"Sonny," she said, "we will do the will of God."
"Did He do this to me?" the boy asked inflexibly.
She looked at the mountain beyond the lake, whence, she knew, her strength came hourly.
"The world is His," she said. "He does everything. We can't find out why. We must help Him. We must ask Him to help us do His will."
Then they sat down to dinner, and the boy, strengthening his own savage will, forced himself to eat.
He did not think so much about the ways of God as shrewdly, when he grew older, of toughening muscles and hardening flesh. Peter's talents, Peter's triumphs, became a kind of possession with him. Osmond had perhaps his first taste of happiness when Peter went abroad, and Osmond knew who had sent him and who, if the market-garden throve, had sworn to keep him there. The allowance he provided Peter thereafter gave him as much pleasure in the making as it did the boy in the using of it. Peter was like one running an easy race, not climbing the difficult steps that lead to greatness. It looked, at times, as if it were the richness of his gift that made his work seem play,—not Osmond's fostering. But now, coming home to more triumphs, Peter seemed to have forgotten the goal.
He found Osmond one morning resting under the apple tree, his chosen shade. Peter strode up to the spot moodily, angrily even, his picturesque youth well set off by the ease of his clothes.
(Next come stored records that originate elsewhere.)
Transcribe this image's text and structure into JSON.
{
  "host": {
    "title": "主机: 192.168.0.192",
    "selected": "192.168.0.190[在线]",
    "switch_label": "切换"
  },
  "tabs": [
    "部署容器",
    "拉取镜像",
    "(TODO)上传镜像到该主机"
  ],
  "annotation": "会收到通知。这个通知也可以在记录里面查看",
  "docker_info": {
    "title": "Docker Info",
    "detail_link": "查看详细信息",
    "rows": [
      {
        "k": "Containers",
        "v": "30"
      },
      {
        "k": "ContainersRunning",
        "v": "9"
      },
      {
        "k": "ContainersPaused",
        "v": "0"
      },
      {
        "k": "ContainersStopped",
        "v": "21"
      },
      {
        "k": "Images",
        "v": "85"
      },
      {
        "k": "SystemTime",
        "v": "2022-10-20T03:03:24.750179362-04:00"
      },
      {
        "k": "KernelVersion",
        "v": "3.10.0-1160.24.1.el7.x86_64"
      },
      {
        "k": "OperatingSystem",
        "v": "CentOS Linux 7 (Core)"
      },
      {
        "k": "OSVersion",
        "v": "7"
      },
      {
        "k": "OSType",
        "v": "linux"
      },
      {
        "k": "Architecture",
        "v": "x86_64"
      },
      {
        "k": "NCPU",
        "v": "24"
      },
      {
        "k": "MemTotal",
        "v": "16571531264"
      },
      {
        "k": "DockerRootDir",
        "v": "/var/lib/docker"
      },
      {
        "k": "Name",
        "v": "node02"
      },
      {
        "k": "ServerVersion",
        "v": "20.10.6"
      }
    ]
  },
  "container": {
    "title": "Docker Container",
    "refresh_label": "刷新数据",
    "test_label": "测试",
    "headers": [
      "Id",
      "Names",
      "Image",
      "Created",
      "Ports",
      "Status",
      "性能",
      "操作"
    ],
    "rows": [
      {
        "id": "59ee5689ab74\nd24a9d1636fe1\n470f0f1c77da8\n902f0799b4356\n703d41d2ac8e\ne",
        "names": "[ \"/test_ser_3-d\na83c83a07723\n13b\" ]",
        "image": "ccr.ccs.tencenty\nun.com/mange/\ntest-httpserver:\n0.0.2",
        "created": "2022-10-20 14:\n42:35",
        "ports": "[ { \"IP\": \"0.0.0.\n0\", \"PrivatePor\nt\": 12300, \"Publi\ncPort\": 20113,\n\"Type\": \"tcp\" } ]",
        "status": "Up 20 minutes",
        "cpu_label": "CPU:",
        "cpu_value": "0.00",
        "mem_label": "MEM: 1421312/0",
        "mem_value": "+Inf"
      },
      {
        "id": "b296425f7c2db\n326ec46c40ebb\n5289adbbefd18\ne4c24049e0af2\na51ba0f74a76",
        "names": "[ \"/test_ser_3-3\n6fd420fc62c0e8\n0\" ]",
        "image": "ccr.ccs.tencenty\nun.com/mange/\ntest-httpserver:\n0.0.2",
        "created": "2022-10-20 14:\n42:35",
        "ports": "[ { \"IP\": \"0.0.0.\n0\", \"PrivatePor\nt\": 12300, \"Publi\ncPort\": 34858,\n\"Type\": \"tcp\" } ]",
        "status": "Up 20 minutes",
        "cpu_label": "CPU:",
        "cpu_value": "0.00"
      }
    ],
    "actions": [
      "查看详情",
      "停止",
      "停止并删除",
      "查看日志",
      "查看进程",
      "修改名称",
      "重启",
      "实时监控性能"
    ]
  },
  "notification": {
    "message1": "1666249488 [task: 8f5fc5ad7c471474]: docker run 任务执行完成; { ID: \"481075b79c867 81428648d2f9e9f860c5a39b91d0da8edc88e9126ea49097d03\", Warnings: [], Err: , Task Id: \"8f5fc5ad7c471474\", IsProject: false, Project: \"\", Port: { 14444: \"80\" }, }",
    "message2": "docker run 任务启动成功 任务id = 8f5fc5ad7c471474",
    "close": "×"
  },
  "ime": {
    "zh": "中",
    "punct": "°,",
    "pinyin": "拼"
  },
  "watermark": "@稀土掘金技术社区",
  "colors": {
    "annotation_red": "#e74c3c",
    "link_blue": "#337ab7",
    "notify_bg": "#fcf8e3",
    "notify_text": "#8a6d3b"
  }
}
Osmond watched him coming and approved of him without condition, because he saw in him so many kinds of mastery. Peter gave him a nod, and threw himself and his hat on the grass, at wide interval. He quoted some Latin to the effect that Osmond was enjoying the ease of his dignified state.
"I've been up and at it since light," said Osmond, smiling at him. "You don't know when sun-up is."
Peter rolled over and studied the grass.
"Are you coming up to see Rose?" he asked presently.